Der aus Bologna stammende und in Mailand tätige Modeschöpfer Marco Rambaldi, Absolvent im Studiengange Modegestaltung an der Universität von Venedig im Jahre 2013, hatte die eigene Bekleidungsmarke gleichen Namens im Jahre 2014 geschaffen, nachdem die Zeit im Veneto seinen Stil geprägt gehabt hatte. Die kreative Vision speiste sich seither aus dem Generationenkonflikte in den 1970er Jahren zwischen der italienischen Bourgeoisie mit ihren alltäglich repetitiven, reaktionären Regeln und der emotionalen, radikalen, rebellischen Jugend mit ihrer neuen Ästhetik; Vernichtungsdrang und Überlebenstrieb standen gegeneinander. Inspirationsquelle der neuen Kollektion war das Buch „ROLES“ der italienischen Photographin Marcella Campagnano aus dem Jahre 1974. Darin ging es um den feministischen Radikalismus der 1970er Jahre; als Kritik an den Grenzen und der Enge einer vorgegebenen patriarchalischen Gesellschaft interpretierten Weiber mittels Verkleidungen und Tricks verschiedene Rollen, die ihnen das soziale Umfeld aufzwang. Jedes Modell der im Palazzo Reale gezeigten Kollektion stand für einen bestimmten weiblichen Prototyp: Managerin, Liebhaberin, Aktivistin, Prostituierte, Transsexuelle, Studentin, die Heldin. Marco Rambaldi verstand die Auflistung als nicht endgültig, weil das Weibliche noch weiter erforscht werden mußte. In der Kollektion kamen Farbe und Dekoration, die Leidenschaft für Oberbekleidung und für Strickwaren, die Synthese aus Männlichem und Weiblichem, die Mischung aus italienischer Hoch- und Subkultur sowie Populäres und Akademisches zusammen. Die formale Struktur reichte von den Regeln der Herrenbekleidung bis zur Wiederentdeckung klassischer Kleiderkonstruktionen. Mäntel und Jacken ließen viel Liebe zum Detail erkennen. Gewebe und Gestricke wiesen Drucke mit Jacquard-Technik auf, was wie ein Gewirr von Körpern und Gesichtern wirkte. Das Dessin in Pfauengestalt kehrte als Collagendruck immer wieder und gab die weiblichen Rollen vor.

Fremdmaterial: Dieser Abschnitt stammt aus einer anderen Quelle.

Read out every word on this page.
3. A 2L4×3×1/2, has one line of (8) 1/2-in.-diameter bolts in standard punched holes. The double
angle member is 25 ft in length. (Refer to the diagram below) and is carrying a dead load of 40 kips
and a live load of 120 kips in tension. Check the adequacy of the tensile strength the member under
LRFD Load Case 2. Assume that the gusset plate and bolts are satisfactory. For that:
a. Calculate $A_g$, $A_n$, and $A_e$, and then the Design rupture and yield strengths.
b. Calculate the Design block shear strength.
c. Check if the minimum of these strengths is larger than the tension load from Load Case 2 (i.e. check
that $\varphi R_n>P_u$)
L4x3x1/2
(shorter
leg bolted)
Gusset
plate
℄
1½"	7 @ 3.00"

Die Marke „ACT Nº1“, welche die Modeschöpfer Galib Gassanoff und Luca Lin im Jahre 2016 in Reggio Emilia geschaffen hatten, verweist namentlich auf deren Kindheit als ersten Akt des Lebens. Alles drehte sich um deren multikulturellen Hintergrund mit einem Fokus auf Zuhause und Lebensstil über die Kindheit hinaus; da begegneten antike chinesische Kunst und aserbaidschanische Handwerkskunst einander. Galib Gassanoff und Luca Lin mochten eine Geschichte erzählen. Diese Geschichte führte an einen der abgelegensten und privatesten Orte, nämlich ins Schlafzimmer. Das Bett war für sie eine Stelle, wo man unendlich träumen konnte, wo man sogar die intimsten Dinge ausdrücken konnte. Sie wollten Maiden darin bestärken, Schwierigkeiten zu überwinden und Hindernisse in persönliche Ziele zu verwandeln. Leibröcke, mit Landschaften in Aquarellfarben bedruckt und mit der subkulturellen Ästhetik der 1990er Jahre kontaminiert, zeigten einen gegen Stereotype gerichteten und für Inklusion stehenden Ansatz auf. Die Umwandlung ethnisch beeinflußter Kleidungsstücke für eine moderne Art des Kleidens bekräftigte die Bedeutung der Herkunft. Ein besonderes Merkmal der im Spazio Cavallerizze des Nationalmuseums der Wissenschaft und Technologie Leonardo da Vinci vorgestellten Kollektion waren ohnehin die Paarungen. Eine Bomberjacke und ein Mantel bildeten eine Kombination. Ein geraffter Tüllrock gehörte zu einer Bluse oder einem Pullover. Ein Wickelkleid paßte zu einer Seidenbluse. Ein T‑Leibchen wurde zu einem Pullover getragen. Ein Digitaldruck in Gestalt orientalischer Landschaften und bunter Pfingstrosen bereicherte Baumwolle-Viskose-Jacquard mit Gobelinmuster. Transparentes Polyvinylchlorid (PVC) verpaßte dekonstruierten Röcken, Hosen und Mänteln einen technologischen Einschlag.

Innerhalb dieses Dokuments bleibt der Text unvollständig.